Médium large, ICI Première.
Audio fil du mercredi 21 juin 2017

Économie avec Diane Bérard et Éric Pineault

Microbrasseries : protéger l'identité d’une bière quand elle passe aux mains d’un géant

Publié le 21 juin 2017
Des bières sur un bar
Des bières sur un barPHOTO : Radio-Canada

Aux propriétaires de microbrasseries qui voudraient vendre leur entreprise à un plus gros joueur, Diane Bérard, chroniqueuse au journal Les Affaires, conseille de bien « institutionnaliser la mission et la valeur de leurs produits » pour que ces derniers conservent leurs particularités une fois la transaction complétée. « Avant de vendre, il faut se dire : "La façon dont mon entreprise est conçue, celui qui l'achète ne peut pas la changer" », explique-t-elle.

Si les microbrasseries ont le vent dans les voiles depuis quelques années au Québec (avec près de 10 % du marché), certaines d’entre elles sont de plus en plus convoitées par les géants de la bière, qui cherchent à diversifier leur offre en raison de l’évolution des goûts chez les consommateurs.

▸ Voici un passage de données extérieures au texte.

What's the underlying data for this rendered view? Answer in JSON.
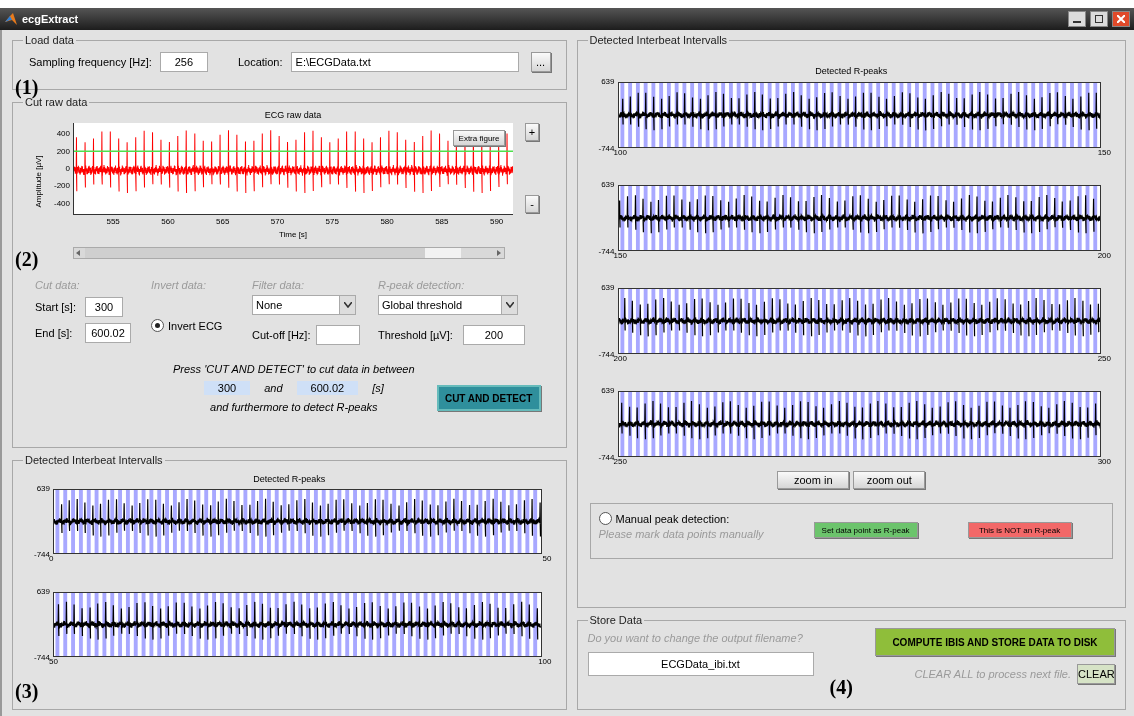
{
  "window": {
    "title": "ecgExtract"
  },
  "load_data": {
    "title": "Load data",
    "marker": "(1)",
    "sampling_label": "Sampling frequency [Hz]:",
    "sampling_value": "256",
    "location_label": "Location:",
    "location_value": "E:\\ECGData.txt",
    "browse_button": "..."
  },
  "cut_raw_data": {
    "title": "Cut raw data",
    "marker": "(2)",
    "plot": {
      "title": "ECG raw data",
      "ylabel": "Amplitude [µV]",
      "xlabel": "Time [s]",
      "yticks": [
        "400",
        "200",
        "0",
        "-200",
        "-400"
      ],
      "xticks": [
        "555",
        "560",
        "565",
        "570",
        "575",
        "580",
        "585",
        "590"
      ]
    },
    "extra_figure_button": "Extra figure",
    "plus_button": "+",
    "minus_button": "-",
    "cut_data": {
      "heading": "Cut data:",
      "start_label": "Start [s]:",
      "start_value": "300",
      "end_label": "End [s]:",
      "end_value": "600.02"
    },
    "invert_data": {
      "heading": "Invert data:",
      "option": "Invert ECG",
      "checked": true
    },
    "filter_data": {
      "heading": "Filter data:",
      "select": "None",
      "cutoff_label": "Cut-off [Hz]:"
    },
    "rpeak_detection": {
      "heading": "R-peak detection:",
      "select": "Global threshold",
      "threshold_label": "Threshold [µV]:",
      "threshold_value": "200"
    },
    "message": {
      "line_1": "Press 'CUT AND DETECT' to cut data in between",
      "from": "300",
      "and": "and",
      "to": "600.02",
      "unit": "[s]",
      "line_3": "and furthermore to detect R-peaks"
    },
    "cut_button": "CUT AND DETECT"
  },
  "left_intervals": {
    "title": "Detected Interbeat Intervalls",
    "marker": "(3)",
    "plot_title": "Detected R-peaks",
    "plots": [
      {
        "ymax": "639",
        "ymin": "-744",
        "xstart": "0",
        "xend": "50"
      },
      {
        "ymax": "639",
        "ymin": "-744",
        "xstart": "50",
        "xend": "100"
      }
    ]
  },
  "right_intervals": {
    "title": "Detected Interbeat Intervalls",
    "plot_title": "Detected R-peaks",
    "plots": [
      {
        "ymax": "639",
        "ymin": "-744",
        "xstart": "100",
        "xend": "150"
      },
      {
        "ymax": "639",
        "ymin": "-744",
        "xstart": "150",
        "xend": "200"
      },
      {
        "ymax": "639",
        "ymin": "-744",
        "xstart": "200",
        "xend": "250"
      },
      {
        "ymax": "639",
        "ymin": "-744",
        "xstart": "250",
        "xend": "300"
      }
    ],
    "zoom_in": "zoom in",
    "zoom_out": "zoom out",
    "manual": {
      "option": "Manual peak detection:",
      "checked": false,
      "hint": "Please mark data points manually",
      "set_button": "Set data point as R-peak",
      "not_button": "This is NOT an R-peak"
    }
  },
  "store_data": {
    "title": "Store Data",
    "marker": "(4)",
    "hint": "Do you want to change the output filename?",
    "filename": "ECGData_ibi.txt",
    "compute_button": "COMPUTE IBIS AND STORE DATA TO DISK",
    "clear_hint": "CLEAR ALL to process next file.",
    "clear_button": "CLEAR"
  }
}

Cette multiplication de l’offre des grands brasseurs passe soit par la création de nouveaux produits soit par l’acquisition de microbrasseries.

C’est un peu ce qu’a fait Molson Coors, qui a mis la main dans les dernières années sur deux microbrasseurs canadiens, Granville Island Brewing et Creemore Springs. Plus récemment, en 2016, Labatt s’est porté acquéreur de la microbrasserie Archibald, à Québec.

Pour que le produit d’une microbrasserie ne soit pas dénaturé ou dilué par son nouveau propriétaire, il est impératif, au moment de la vente, de bien s’assurer qu’il conservera ses particularités originelles, insiste Diane Bérard. D'où l'importance d'inscrire dans la transaction la culture de l'entreprise et la particularité des produits vendus, ce que ne font pas nécessairement toutes les petites entreprises qui se font acheter par une plus grande.